Após alguns minutos de espera, percebeu que uma senhora idosa caminhava em sua direção em passos vacilantes. Ao chegar, pediu que lhe mostrasse os brincos, e após examiná-los detidamente, perguntou-lhe onde os achara. 
Ele contou rapidamente sobre o fato de terem sido esquecidos no taxi. Foi quando a mulher se identificou como mãe dela e disse que essa explicação estava fora de propósito. 

Surpreso, ele indagou a razão de suas palavras estarem sendo questionadas, pois apenas havia relatado o que de fato ocorrera.

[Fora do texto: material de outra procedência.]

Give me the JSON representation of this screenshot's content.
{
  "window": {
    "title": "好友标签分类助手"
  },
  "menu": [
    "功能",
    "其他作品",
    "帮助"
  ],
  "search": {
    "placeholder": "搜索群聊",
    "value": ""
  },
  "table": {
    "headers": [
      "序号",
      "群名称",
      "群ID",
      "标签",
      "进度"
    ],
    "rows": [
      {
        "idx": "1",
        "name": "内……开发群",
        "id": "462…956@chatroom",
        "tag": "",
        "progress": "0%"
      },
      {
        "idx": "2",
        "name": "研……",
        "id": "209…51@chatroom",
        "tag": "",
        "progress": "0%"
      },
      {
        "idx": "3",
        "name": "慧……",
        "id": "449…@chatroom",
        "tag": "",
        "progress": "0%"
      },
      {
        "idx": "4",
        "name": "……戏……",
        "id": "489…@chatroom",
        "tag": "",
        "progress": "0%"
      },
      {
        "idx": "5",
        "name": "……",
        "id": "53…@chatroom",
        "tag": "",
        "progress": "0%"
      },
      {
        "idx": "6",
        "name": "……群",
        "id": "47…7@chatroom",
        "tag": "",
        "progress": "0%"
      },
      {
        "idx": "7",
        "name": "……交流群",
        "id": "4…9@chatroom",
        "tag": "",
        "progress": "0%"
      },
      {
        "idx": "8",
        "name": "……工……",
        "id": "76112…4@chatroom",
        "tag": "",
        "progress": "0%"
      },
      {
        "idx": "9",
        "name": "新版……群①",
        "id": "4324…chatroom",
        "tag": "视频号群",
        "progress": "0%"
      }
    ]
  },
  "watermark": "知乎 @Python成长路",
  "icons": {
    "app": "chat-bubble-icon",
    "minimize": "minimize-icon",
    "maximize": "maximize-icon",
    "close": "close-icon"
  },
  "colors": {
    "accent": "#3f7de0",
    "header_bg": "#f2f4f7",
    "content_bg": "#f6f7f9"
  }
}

Mas o que ouviu como resposta mudou a sua percepção do mundo radicalmente.  
Após uma pausa, a idosa disse que os brincos de fato pertenceram à sua filha, mas que ela falecera há mais de um ano, sendo, portanto, inadmissível que os houvesse esquecido no veículo. 

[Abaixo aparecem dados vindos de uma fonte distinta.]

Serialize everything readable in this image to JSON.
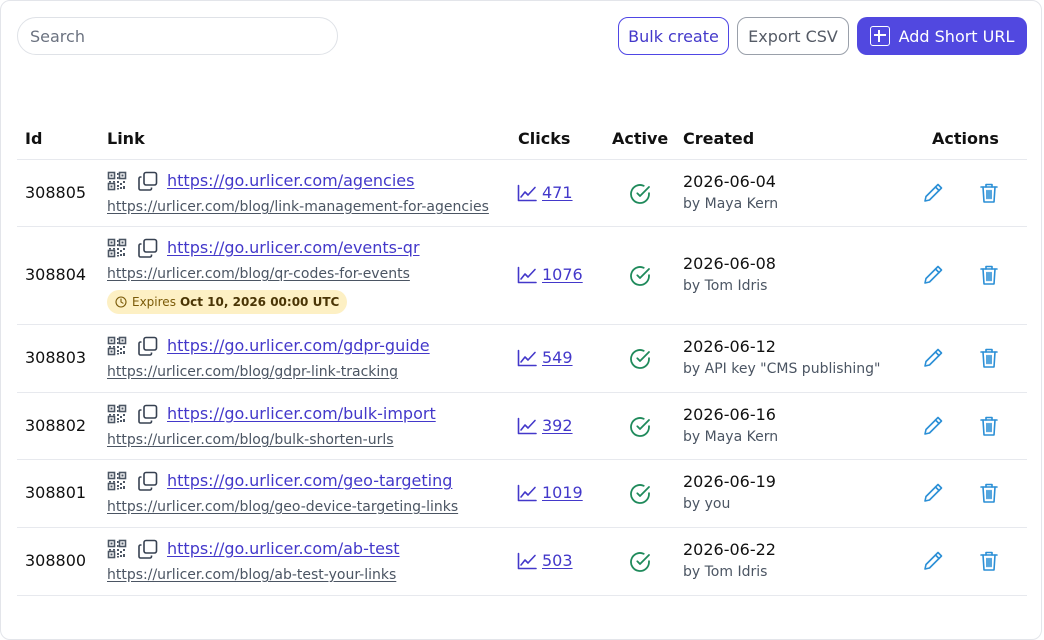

Diante dessa afirmativa, ele perdeu totalmente o compasso e ficou num estado de aparente transe, enquanto a senhora continuava falando coisas que ele simplesmente não mais ouvia.

Voltando à realidade, saiu dali o mais rapidamente possível, sem ao menos se despedir, deixando a sua interlocutora falando sozinha, enquanto entrava em seu carro e dirigia sem destino como se estivesse totalmente anestesiado. 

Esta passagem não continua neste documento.